Sans complaisance, les catastrophes naturelles telles que les inondations, les famines et les sécheresses, se gèrent différemment d’une crise ou un conflit communautaire. D’abord sans la connaissance du cycle de gestion de catastrophe, on tournerait toujours en rond et, in fine être approximatif et redondant. En ce sens, l’aide humanitaire apportée aux personnes touchées par les inondations comme réponse ne constitue qu’un palliatif, une goutte d’eau dans la mer face à leur vulnérabilité avec la chronicité de ses effets attribués au changement climatique. Ici, s’observent en particulier les limites de la centralisation de la gestion des catastrophes naturelles au Tchad du fait que les collectivités (surtout les communes) et les populations touchées ne soient considérées comme la première ligne de défense face aux aléas climatiques. D’ailleurs, arrêtons d’assimiler les personnes sinistrées et les vulnérables à des assistés qu’on déshonore par nos shootings pour quelques graines de riz.
Pour la création d’une structure nationale
L’un des principes directeurs du Cadre de Sendai dont le Tchad avait pris part, stipulait que chaque Etat est responsable au premier chef de la prévention et de la réduction des risques de catastrophes. Vu les incidences désolantes de cette année, l’heure n’est plus à l’attentisme car le pouvoir politique ne doit plus encore attendre pour qu’une autre catastrophe naturelle ait lieu pour agir tout comme nous ne devons plus percevoir ces catastrophes comme des évènements aléatoires et imprévisibles. Raison pour laquelle, il est primordial qu’à l’échelle nationale une stratégie de prévention, de gestion et de réduction des risques de catastrophe soit soutenue par le pouvoir politique, centrée sur la communauté dans le but de réduire les vulnérabilités et renforcer les secteurs marginalisés.

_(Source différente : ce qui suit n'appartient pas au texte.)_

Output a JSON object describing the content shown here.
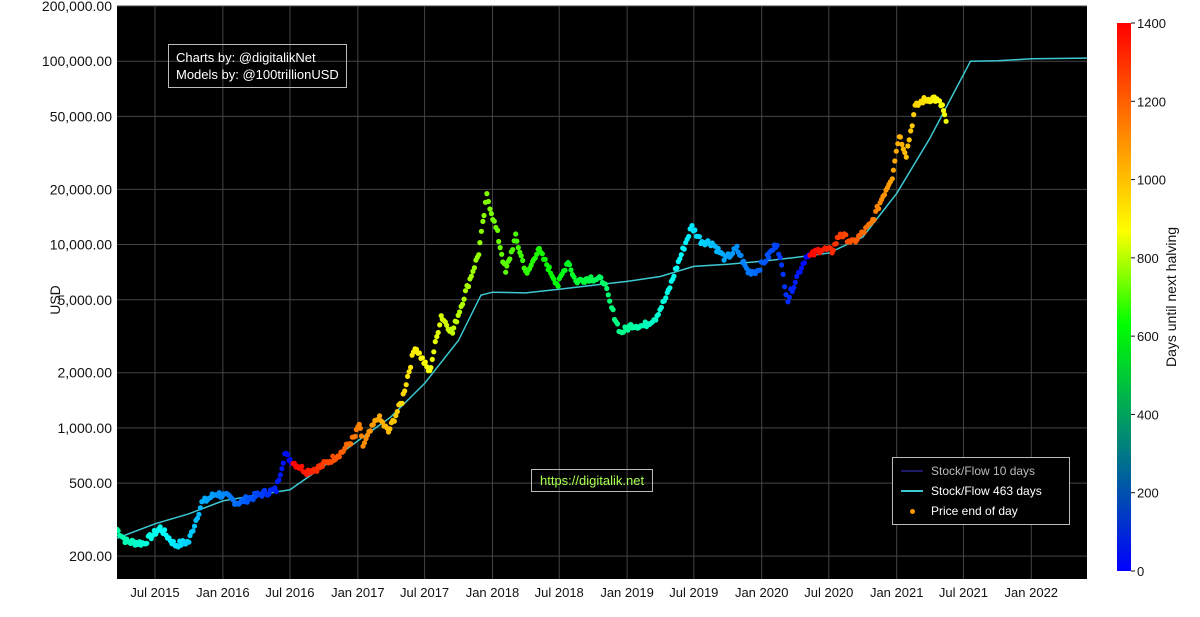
{
  "credits": {
    "line1": "Charts by: @digitalikNet",
    "line2": "Models by: @100trillionUSD"
  },
  "watermark": "https://digitalik.net",
  "legend": {
    "items": [
      {
        "label": "Stock/Flow 10 days",
        "color": "#1c1c66",
        "kind": "line"
      },
      {
        "label": "Stock/Flow 463 days",
        "color": "#3ec8d2",
        "kind": "line"
      },
      {
        "label": "Price end of day",
        "color": "#ff9900",
        "kind": "dot"
      }
    ]
  },
  "colorbar": {
    "title": "Days until next halving",
    "min": 0,
    "max": 1400,
    "ticks": [
      0,
      200,
      400,
      600,
      800,
      1000,
      1200,
      1400
    ],
    "colorscale": [
      "#0000ff",
      "#00ff00",
      "#ffff00",
      "#ff0000"
    ]
  },
  "chart_data": {
    "type": "scatter",
    "ylabel": "USD",
    "xlabel": "",
    "y_scale": "log",
    "ylim": [
      150,
      200000
    ],
    "xlim": [
      "2015-03-20",
      "2022-06-01"
    ],
    "y_ticks": [
      {
        "value": 200,
        "label": "200.00"
      },
      {
        "value": 500,
        "label": "500.00"
      },
      {
        "value": 1000,
        "label": "1,000.00"
      },
      {
        "value": 2000,
        "label": "2,000.00"
      },
      {
        "value": 5000,
        "label": "5,000.00"
      },
      {
        "value": 10000,
        "label": "10,000.00"
      },
      {
        "value": 20000,
        "label": "20,000.00"
      },
      {
        "value": 50000,
        "label": "50,000.00"
      },
      {
        "value": 100000,
        "label": "100,000.00"
      },
      {
        "value": 200000,
        "label": "200,000.00"
      }
    ],
    "x_ticks": [
      {
        "date": "2015-07-01",
        "label": "Jul 2015"
      },
      {
        "date": "2016-01-01",
        "label": "Jan 2016"
      },
      {
        "date": "2016-07-01",
        "label": "Jul 2016"
      },
      {
        "date": "2017-01-01",
        "label": "Jan 2017"
      },
      {
        "date": "2017-07-01",
        "label": "Jul 2017"
      },
      {
        "date": "2018-01-01",
        "label": "Jan 2018"
      },
      {
        "date": "2018-07-01",
        "label": "Jul 2018"
      },
      {
        "date": "2019-01-01",
        "label": "Jan 2019"
      },
      {
        "date": "2019-07-01",
        "label": "Jul 2019"
      },
      {
        "date": "2020-01-01",
        "label": "Jan 2020"
      },
      {
        "date": "2020-07-01",
        "label": "Jul 2020"
      },
      {
        "date": "2021-01-01",
        "label": "Jan 2021"
      },
      {
        "date": "2021-07-01",
        "label": "Jul 2021"
      },
      {
        "date": "2022-01-01",
        "label": "Jan 2022"
      }
    ],
    "grid": true,
    "legend_position": "bottom-right",
    "halvings": [
      "2016-07-09",
      "2020-05-11"
    ],
    "series": [
      {
        "name": "Stock/Flow 463 days",
        "type": "line",
        "color": "#3ec8d2",
        "points": [
          [
            "2015-03-20",
            250
          ],
          [
            "2015-07-01",
            300
          ],
          [
            "2015-10-01",
            340
          ],
          [
            "2016-01-01",
            400
          ],
          [
            "2016-04-01",
            430
          ],
          [
            "2016-07-01",
            460
          ],
          [
            "2016-10-01",
            620
          ],
          [
            "2017-01-01",
            850
          ],
          [
            "2017-04-01",
            1150
          ],
          [
            "2017-07-01",
            1750
          ],
          [
            "2017-10-01",
            3000
          ],
          [
            "2017-12-01",
            5300
          ],
          [
            "2018-01-01",
            5500
          ],
          [
            "2018-04-01",
            5450
          ],
          [
            "2018-07-01",
            5700
          ],
          [
            "2018-10-01",
            6000
          ],
          [
            "2019-01-01",
            6300
          ],
          [
            "2019-04-01",
            6700
          ],
          [
            "2019-07-01",
            7600
          ],
          [
            "2019-10-01",
            7800
          ],
          [
            "2020-01-01",
            8100
          ],
          [
            "2020-04-01",
            8500
          ],
          [
            "2020-07-01",
            9000
          ],
          [
            "2020-10-01",
            11000
          ],
          [
            "2021-01-01",
            19000
          ],
          [
            "2021-04-01",
            38000
          ],
          [
            "2021-06-01",
            65000
          ],
          [
            "2021-07-20",
            100000
          ],
          [
            "2021-10-01",
            100500
          ],
          [
            "2022-01-01",
            103000
          ],
          [
            "2022-06-01",
            104000
          ]
        ]
      },
      {
        "name": "Price end of day",
        "type": "scatter",
        "color": "#ff9900",
        "points": [
          [
            "2015-03-20",
            280
          ],
          [
            "2015-04-15",
            240
          ],
          [
            "2015-06-01",
            235
          ],
          [
            "2015-07-15",
            285
          ],
          [
            "2015-08-25",
            230
          ],
          [
            "2015-10-01",
            240
          ],
          [
            "2015-11-05",
            390
          ],
          [
            "2015-12-15",
            440
          ],
          [
            "2016-01-15",
            420
          ],
          [
            "2016-02-10",
            390
          ],
          [
            "2016-03-15",
            415
          ],
          [
            "2016-04-20",
            440
          ],
          [
            "2016-05-25",
            460
          ],
          [
            "2016-06-17",
            720
          ],
          [
            "2016-07-09",
            650
          ],
          [
            "2016-08-15",
            580
          ],
          [
            "2016-09-20",
            610
          ],
          [
            "2016-10-25",
            680
          ],
          [
            "2016-11-20",
            740
          ],
          [
            "2016-12-25",
            900
          ],
          [
            "2017-01-05",
            1050
          ],
          [
            "2017-01-15",
            800
          ],
          [
            "2017-02-25",
            1150
          ],
          [
            "2017-03-25",
            950
          ],
          [
            "2017-05-01",
            1400
          ],
          [
            "2017-06-05",
            2800
          ],
          [
            "2017-07-15",
            2000
          ],
          [
            "2017-08-15",
            4100
          ],
          [
            "2017-09-15",
            3300
          ],
          [
            "2017-10-20",
            5500
          ],
          [
            "2017-11-25",
            9000
          ],
          [
            "2017-12-17",
            18500
          ],
          [
            "2018-01-15",
            11500
          ],
          [
            "2018-02-06",
            7000
          ],
          [
            "2018-03-05",
            11000
          ],
          [
            "2018-04-05",
            6800
          ],
          [
            "2018-05-05",
            9500
          ],
          [
            "2018-06-28",
            6000
          ],
          [
            "2018-07-25",
            8200
          ],
          [
            "2018-08-15",
            6300
          ],
          [
            "2018-09-25",
            6600
          ],
          [
            "2018-10-30",
            6350
          ],
          [
            "2018-11-20",
            4500
          ],
          [
            "2018-12-15",
            3300
          ],
          [
            "2019-01-15",
            3650
          ],
          [
            "2019-02-15",
            3600
          ],
          [
            "2019-03-20",
            4000
          ],
          [
            "2019-04-20",
            5300
          ],
          [
            "2019-05-20",
            8000
          ],
          [
            "2019-06-26",
            12500
          ],
          [
            "2019-07-20",
            10500
          ],
          [
            "2019-08-20",
            10200
          ],
          [
            "2019-09-25",
            8300
          ],
          [
            "2019-10-26",
            9500
          ],
          [
            "2019-11-25",
            7100
          ],
          [
            "2019-12-20",
            7200
          ],
          [
            "2020-01-20",
            8700
          ],
          [
            "2020-02-12",
            10200
          ],
          [
            "2020-03-12",
            5000
          ],
          [
            "2020-04-10",
            7000
          ],
          [
            "2020-05-05",
            8900
          ],
          [
            "2020-05-11",
            8600
          ],
          [
            "2020-06-10",
            9500
          ],
          [
            "2020-07-10",
            9200
          ],
          [
            "2020-08-01",
            11500
          ],
          [
            "2020-09-05",
            10200
          ],
          [
            "2020-10-25",
            13000
          ],
          [
            "2020-11-25",
            18500
          ],
          [
            "2020-12-20",
            23500
          ],
          [
            "2021-01-08",
            40000
          ],
          [
            "2021-01-27",
            31000
          ],
          [
            "2021-02-20",
            56000
          ],
          [
            "2021-03-13",
            61000
          ],
          [
            "2021-04-13",
            63000
          ],
          [
            "2021-05-05",
            57000
          ],
          [
            "2021-05-15",
            47000
          ]
        ]
      }
    ]
  }
}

En outre, la récurrence des catastrophes de type hydrométéorologiques oblige le pouvoir politique à revoir les anciennes recettes improductives et changer de fusil d’épaule. Depuis Yokohama (1994), on sait pertinemment que la réponse humanitaire seule ne suffit pas si elle n’est pas suivie d’une préparation aux dangers pouvant réduire les impacts (répondre à la fois aux besoins de base et ceux de redressement sans oublier les alertes). Cependant au Tchad, on préfère faire la sourde oreille en dépit des meurtrissures. Or depuis 2015, le plan d’action nationale de renforcement de capacités pour la réduction des risques de catastrophe, la préparation et la réponse aux urgences (PAN-RRC 2015-2020), avait recommandé la création d’une structure chargée de la coordination de la RRC.

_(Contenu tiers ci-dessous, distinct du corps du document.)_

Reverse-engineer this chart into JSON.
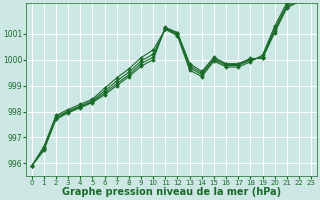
{
  "bg_color": "#cde8e4",
  "grid_color": "#b0d8d2",
  "line_color": "#1a6b2a",
  "marker_color": "#1a6b2a",
  "xlabel": "Graphe pression niveau de la mer (hPa)",
  "xlabel_fontsize": 7,
  "ylim": [
    995.5,
    1002.2
  ],
  "xlim": [
    -0.5,
    23.5
  ],
  "yticks": [
    996,
    997,
    998,
    999,
    1000,
    1001
  ],
  "xticks": [
    0,
    1,
    2,
    3,
    4,
    5,
    6,
    7,
    8,
    9,
    10,
    11,
    12,
    13,
    14,
    15,
    16,
    17,
    18,
    19,
    20,
    21,
    22,
    23
  ],
  "series": [
    [
      995.9,
      996.5,
      997.7,
      997.95,
      998.15,
      998.35,
      998.65,
      999.0,
      999.35,
      999.75,
      1000.0,
      1001.25,
      1001.05,
      999.85,
      999.55,
      1000.1,
      999.85,
      999.85,
      1000.05,
      1000.05,
      1001.05,
      1002.0,
      1002.25,
      1002.35
    ],
    [
      995.9,
      996.55,
      997.75,
      997.98,
      998.18,
      998.38,
      998.72,
      999.08,
      999.42,
      999.85,
      1000.1,
      1001.22,
      1001.02,
      999.78,
      999.48,
      1000.05,
      999.82,
      999.82,
      1000.02,
      1000.08,
      1001.12,
      1002.05,
      1002.3,
      1002.4
    ],
    [
      995.9,
      996.6,
      997.8,
      998.02,
      998.22,
      998.42,
      998.8,
      999.18,
      999.52,
      999.95,
      1000.22,
      1001.2,
      1000.98,
      999.7,
      999.42,
      1000.0,
      999.78,
      999.78,
      999.98,
      1000.12,
      1001.2,
      1002.12,
      1002.38,
      1002.48
    ],
    [
      995.9,
      996.65,
      997.85,
      998.08,
      998.28,
      998.48,
      998.9,
      999.3,
      999.65,
      1000.08,
      1000.38,
      1001.18,
      1000.92,
      999.6,
      999.35,
      999.95,
      999.72,
      999.72,
      999.92,
      1000.18,
      1001.3,
      1002.2,
      1002.45,
      1002.55
    ]
  ]
}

Alors face aux nouvelles menaces des catastrophes naturelles, il urge de trouver la bonne formule afin que la réponse soit à la fois proactive et permanente au sein d’une seule structure. S’il est incontestable qu’au Tchad, les catastrophes naturelles ont pour corollaire les conflits communautaires, fonciers et agropastoraux, une extension des missions de la structure à créer englobant la gestion et la prévention des crises, conflits communautaires et urgences sanitaires s’avère salutaire. « Un médecin qui peut prévenir les maladies est plus estime que celui qui travaille à les guérir » dixit le cardinal de Richelieu.
Au-delà de la perception traditionnelle de la catastrophe naturelle jugée trop fataliste, la gestion de cette dernière par la planification obéit à un cycle linéaire allant de l’atténuation au redressement en passant par la préparation et la réaction (UNISDR, 2015). Donc méconnaitre le cycle de gestion des catastrophes, c’est naviguer sans gouvernail sur un océan.